7. ALPA and UFA have filed numerous claims in this Court, the claim at issue here 1 asserting that the changes in wage rates and work rules on September 24, 1983 constituted wrongful constructive discharges of the affected employees, and have claimed damages for such alleged wrongful constructive discharges on behalf of all pre-petition pilots and flight attendants, respectively. On this issue, Continental has sought summary judgment disallowing the wrongful discharge damage claims on the grounds that such claims are preempted by federal labor law remedies; and argues that, in any event, the elements necessary to support a claim of wrongful constructive discharge are not present. In addition, Continental has also sought, pursuant to 11 U.S.C. § 502(c), to have the wrongful discharge claims estimated to have zero value. The record reflects this Courts’ order of September 26, 1985, granting the Debtors’ motion asking this court to enter into § 502(c) estimation process in regard to allowance of the entire group of employee claims in this case.
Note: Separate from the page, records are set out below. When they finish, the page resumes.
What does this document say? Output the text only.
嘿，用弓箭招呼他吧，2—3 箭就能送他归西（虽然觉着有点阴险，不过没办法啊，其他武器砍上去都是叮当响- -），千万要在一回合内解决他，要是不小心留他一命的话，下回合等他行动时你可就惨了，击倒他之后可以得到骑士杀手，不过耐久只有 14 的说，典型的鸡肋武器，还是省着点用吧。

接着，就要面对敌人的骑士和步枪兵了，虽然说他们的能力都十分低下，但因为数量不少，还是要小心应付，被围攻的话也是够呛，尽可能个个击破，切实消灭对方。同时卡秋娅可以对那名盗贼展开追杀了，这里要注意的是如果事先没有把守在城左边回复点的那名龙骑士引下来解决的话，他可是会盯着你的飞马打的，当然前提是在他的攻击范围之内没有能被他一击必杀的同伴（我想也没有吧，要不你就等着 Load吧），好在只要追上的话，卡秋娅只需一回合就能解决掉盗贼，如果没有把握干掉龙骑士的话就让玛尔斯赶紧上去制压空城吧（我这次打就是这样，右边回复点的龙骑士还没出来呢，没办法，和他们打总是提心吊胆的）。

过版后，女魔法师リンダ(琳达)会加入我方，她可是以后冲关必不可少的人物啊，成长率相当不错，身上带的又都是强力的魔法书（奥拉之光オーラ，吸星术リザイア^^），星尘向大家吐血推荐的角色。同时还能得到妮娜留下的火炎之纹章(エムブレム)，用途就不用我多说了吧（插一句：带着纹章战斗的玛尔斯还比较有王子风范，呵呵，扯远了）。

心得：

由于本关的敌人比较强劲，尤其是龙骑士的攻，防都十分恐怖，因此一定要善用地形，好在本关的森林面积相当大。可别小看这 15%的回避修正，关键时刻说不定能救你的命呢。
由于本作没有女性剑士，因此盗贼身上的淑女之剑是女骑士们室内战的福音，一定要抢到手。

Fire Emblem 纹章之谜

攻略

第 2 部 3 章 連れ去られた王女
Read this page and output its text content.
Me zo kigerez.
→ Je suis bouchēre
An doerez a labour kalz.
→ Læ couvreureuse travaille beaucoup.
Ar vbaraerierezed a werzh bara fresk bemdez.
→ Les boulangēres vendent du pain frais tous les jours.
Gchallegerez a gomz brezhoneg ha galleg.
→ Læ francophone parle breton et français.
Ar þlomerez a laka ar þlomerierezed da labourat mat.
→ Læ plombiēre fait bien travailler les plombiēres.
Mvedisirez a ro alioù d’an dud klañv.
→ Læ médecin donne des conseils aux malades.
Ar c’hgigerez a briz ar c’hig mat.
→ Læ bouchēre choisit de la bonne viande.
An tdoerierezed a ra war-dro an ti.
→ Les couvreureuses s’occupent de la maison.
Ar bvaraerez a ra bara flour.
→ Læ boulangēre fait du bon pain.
8.Therefore, in addition to this claim, this Court is presently engaged in working through the claims allowance process on this group of claims. The schedules of the Debtors reflect that approximately $70 million of employee claims are admitted and unchallenged. These claims, which vary in number and individual dollar amount fall into such allowable categories as pension benefits, unpaid pre-petition wages, accrued but unused vacation pay, unpaid medical and dental bills incurred pre-petition and covered by programs then in effect, and unpaid employee expenses incurred pre-petition and eligible for reimbursement under programs then in effect. Hearing dates and briefing schedules have been previously established by previous order of the Court on the contested employee claims, and a process for resolution of this group of claims has been established herein. A true copy of that order and schedule is marked attachment B, attached hereto and made a part hereof.

CONCLUSIONS OF LAW

1. Section 502(b) of the Bankruptcy Code, 11 U.S.C. § 502(b), requires the Bankruptcy Court to liquidate all claims, and Section 502(c) mandates that the Court estimate such claims where liquidation would unduly delay the administration or closing of the case. In re Brints Cotton Marketing, Inc. 737 F.2d 1338 (5th Cir.1984); In re Towner Petroleum Co. 48 B.R. 182, 187 (Banker.W.D.Okla.1985); In re Nova Real Estate Investment Trust, 23 B.R.